Theo ist leidenschaftlicher Kaffeegenießer & Genussblogger! Er wohnt in Mannheim, bloggt seit 2004 rund um die Themen Essen & Trinken, Kulinarisches, Gastronomie, Events. Ein weiteres Steckenpferd und Betätigungsfeld sind Webdesign, die Blogtechnik rund um Wordpress und Social Media, das Web 2.0. Mehr erfahren Sie hier.

3 Replies to “Restaurants setzen Gäste auf schwarze Liste bei Nichterscheinen

  1. Das automatische Trackback hat nicht geklappt, also hier von Hand:

    …Das große Problem bei No-Shows ist nach meiner Meinung die Tatsache, dass für den Gast eine Hürde entsteht. Es wird ihm schwerer fallen, wieder zu uns zu kommen. Aber genau das wollen wir doch: Dass die Gäste wieder kommen.
    Ein leeres Zimmer heute bedeutet 60,00 € weniger Umsatz und einen Gast, den ich wegschicken musste – der aber wiederkommen wird sobald es sich ergibt. Aber ein No-Show-Gast, der „sich nicht mehr traut“ wiederzukommen bedeutet…nun ja genau das: Einen verlorenen Gast…

    Mehr dazu gibt’s hier: http://krone-neuenburg.com/blog/index.php?/archives/2007-04-13-No-Show-aber-naechstesmal-gerne-wieder.html

  2. Tja, das ist so eine Sache !
    Ich kann mich erinnern, daß in München vor Jahren, in der „nobel Gastronomie“ auch einmal das Problem entstand.
    Ein Gastgeber reservierte in allen namhaften Restaurants einen Tisch, ließ dann am Abend seine Gäste entscheiden wohin man denn gehen wolle. Einer der Läden hatte dann Glück, die anderens schauten in die Röhre; wenn man weiß, daß in diesen „Gourmet-Tempeln“ ein Tisch nur einmal besetzt werden kann und dazu die Anzahl der Plätze beschränkt ist, entstand dort ein ziemlicher Schaden !
    Ich kann schon verstehen, daß man sich dann etwas einfallen lassen muß.
    An „Großkampftagen“ wie Muttertag oder vor Weihnachten, kann es bei uns auch schon manchmal ärgerlich sein.
    Wenn man einen oder zwei Tische hat, die durch verspätete oder gar keine Absage frei bleiben, und man hätte diese belegen können, ärgert man sich schon !!
    Etwas anderes ist es wenn, bei einer Reservierung eine oder zwei Personen fehlen, das ist leider normaler „Schwund“.
    Wenn ich weiß wie man dieses Problem lösen kann sage ich bescheid, eine Vernetzung halte ich schon mal für sinnvoll, damit man die schwarzen Schafe besser aussortieren kann !

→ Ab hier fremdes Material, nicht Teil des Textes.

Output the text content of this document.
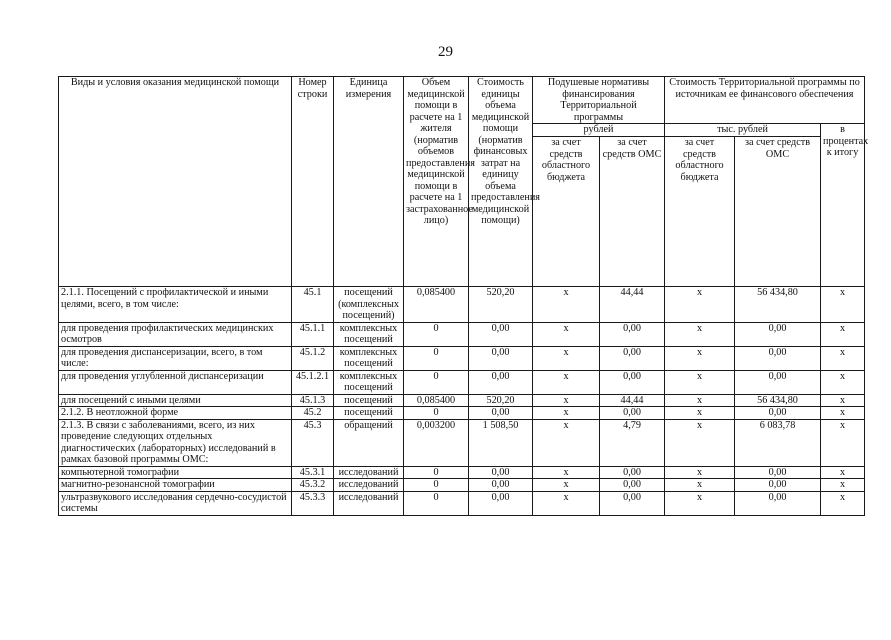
29
Виды и условия оказания медицинской помощи	Номер строки	Единица измерения	Объем медицинской помощи в расчете на 1 жителя (норматив объемов предоставления медицинской помощи в расчете на 1 застрахованное лицо)	Стоимость единицы объема медицинской помощи (норматив финансовых затрат на единицу объема предоставления медицинской помощи)	Подушевые нормативы финансирования Территориальной программы		Стоимость Территориальной программы по источникам ее финансового обеспечения		
					рублей		тыс. рублей		в процентах к итогу
					за счет средств областного бюджета	за счет средств ОМС	за счет средств областного бюджета	за счет средств ОМС	
2.1.1. Посещений с профилактической и иными целями, всего, в том числе:	45.1	посещений (комплексных посещений)	0,085400	520,20	х	44,44	х	56 434,80	х
для проведения профилактических медицинских осмотров	45.1.1	комплексных посещений	0	0,00	х	0,00	х	0,00	х
для проведения диспансеризации, всего, в том числе:	45.1.2	комплексных посещений	0	0,00	х	0,00	х	0,00	х
для проведения углубленной диспансеризации	45.1.2.1	комплексных посещений	0	0,00	х	0,00	х	0,00	х
для посещений с иными целями	45.1.3	посещений	0,085400	520,20	х	44,44	х	56 434,80	х
2.1.2. В неотложной форме	45.2	посещений	0	0,00	х	0,00	х	0,00	х
2.1.3. В связи с заболеваниями, всего, из них проведение следующих отдельных диагностических (лабораторных) исследований в рамках базовой программы ОМС:	45.3	обращений	0,003200	1 508,50	х	4,79	х	6 083,78	х
компьютерной томографии	45.3.1	исследований	0	0,00	х	0,00	х	0,00	х
магнитно-резонансной томографии	45.3.2	исследований	0	0,00	х	0,00	х	0,00	х
ультразвукового исследования сердечно-сосудистой системы	45.3.3	исследований	0	0,00	х	0,00	х	0,00	х
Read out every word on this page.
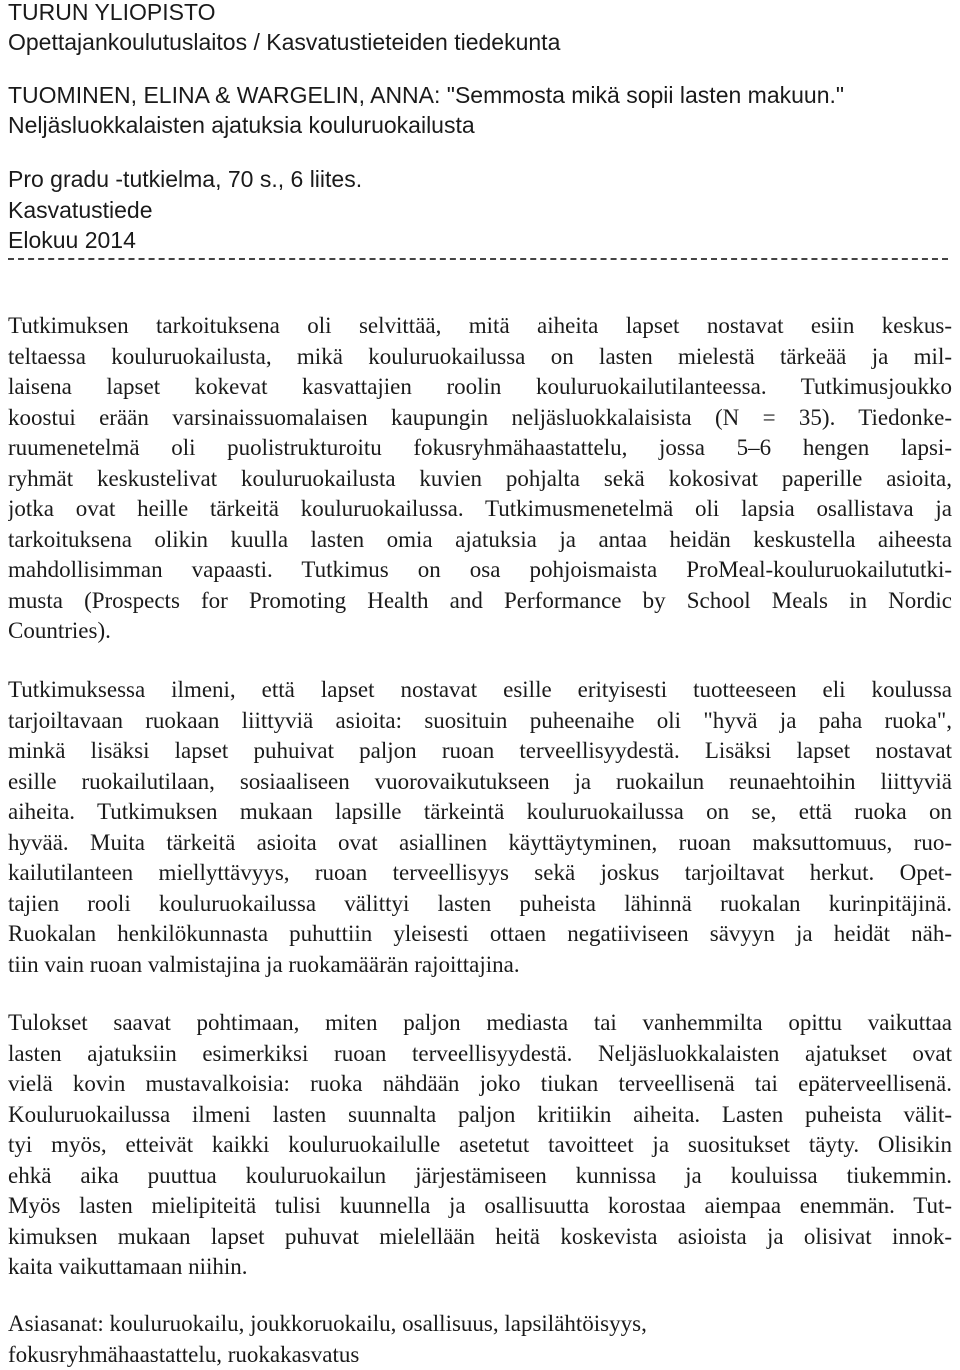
TURUN YLIOPISTO

Opettajankoulutuslaitos / Kasvatustieteiden tiedekunta

TUOMINEN, ELINA & WARGELIN, ANNA: "Semmosta mikä sopii lasten makuun."

Neljäsluokkalaisten ajatuksia kouluruokailusta

Pro gradu -tutkielma, 70 s., 6 liites.

Kasvatustiede

Elokuu 2014

Tutkimuksen tarkoituksena oli selvittää, mitä aiheita lapset nostavat esiin keskus-
teltaessa kouluruokailusta, mikä kouluruokailussa on lasten mielestä tärkeää ja mil-
laisena lapset kokevat kasvattajien roolin kouluruokailutilanteessa. Tutkimusjoukko
koostui erään varsinaissuomalaisen kaupungin neljäsluokkalaisista (N = 35). Tiedonke-
ruumenetelmä oli puolistrukturoitu fokusryhmähaastattelu, jossa 5–6 hengen lapsi-
ryhmät keskustelivat kouluruokailusta kuvien pohjalta sekä kokosivat paperille asioita,
jotka ovat heille tärkeitä kouluruokailussa. Tutkimusmenetelmä oli lapsia osallistava ja
tarkoituksena olikin kuulla lasten omia ajatuksia ja antaa heidän keskustella aiheesta
mahdollisimman vapaasti. Tutkimus on osa pohjoismaista ProMeal-kouluruokailututki-
musta (Prospects for Promoting Health and Performance by School Meals in Nordic
Countries).
Tutkimuksessa ilmeni, että lapset nostavat esille erityisesti tuotteeseen eli koulussa
tarjoiltavaan ruokaan liittyviä asioita: suosituin puheenaihe oli "hyvä ja paha ruoka",
minkä lisäksi lapset puhuivat paljon ruoan terveellisyydestä. Lisäksi lapset nostavat
esille ruokailutilaan, sosiaaliseen vuorovaikutukseen ja ruokailun reunaehtoihin liittyviä
aiheita. Tutkimuksen mukaan lapsille tärkeintä kouluruokailussa on se, että ruoka on
hyvää. Muita tärkeitä asioita ovat asiallinen käyttäytyminen, ruoan maksuttomuus, ruo-
kailutilanteen miellyttävyys, ruoan terveellisyys sekä joskus tarjoiltavat herkut. Opet-
tajien rooli kouluruokailussa välittyi lasten puheista lähinnä ruokalan kurinpitäjinä.
Ruokalan henkilökunnasta puhuttiin yleisesti ottaen negatiiviseen sävyyn ja heidät näh-
tiin vain ruoan valmistajina ja ruokamäärän rajoittajina.
Tulokset saavat pohtimaan, miten paljon mediasta tai vanhemmilta opittu vaikuttaa
lasten ajatuksiin esimerkiksi ruoan terveellisyydestä. Neljäsluokkalaisten ajatukset ovat
vielä kovin mustavalkoisia: ruoka nähdään joko tiukan terveellisenä tai epäterveellisenä.
Kouluruokailussa ilmeni lasten suunnalta paljon kritiikin aiheita. Lasten puheista välit-
tyi myös, etteivät kaikki kouluruokailulle asetetut tavoitteet ja suositukset täyty. Olisikin
ehkä aika puuttua kouluruokailun järjestämiseen kunnissa ja kouluissa tiukemmin.
Myös lasten mielipiteitä tulisi kuunnella ja osallisuutta korostaa aiempaa enemmän. Tut-
kimuksen mukaan lapset puhuvat mielellään heitä koskevista asioista ja olisivat innok-
kaita vaikuttamaan niihin.
Asiasanat: kouluruokailu, joukkoruokailu, osallisuus, lapsilähtöisyys,
fokusryhmähaastattelu, ruokakasvatus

  3. ich habe vollstes Verständnis für derartige Massnahmen. Ich habe vor fast 20 jahren in Frankfurt erlebt, wie eine Gruppe von 21 Personen diese Nummer bei der Buchmesse in der Frankfurter Topgastronomie abgezogen hat.
    Das fand statt bei 5 oder 6 Restaurants. Gesamtschaden also 5 x 21 x ca. 100.00 DM = rund 10.000 DM.
    Die Tische wurde natürlich freigehalten und andren Interessenten abgesagt.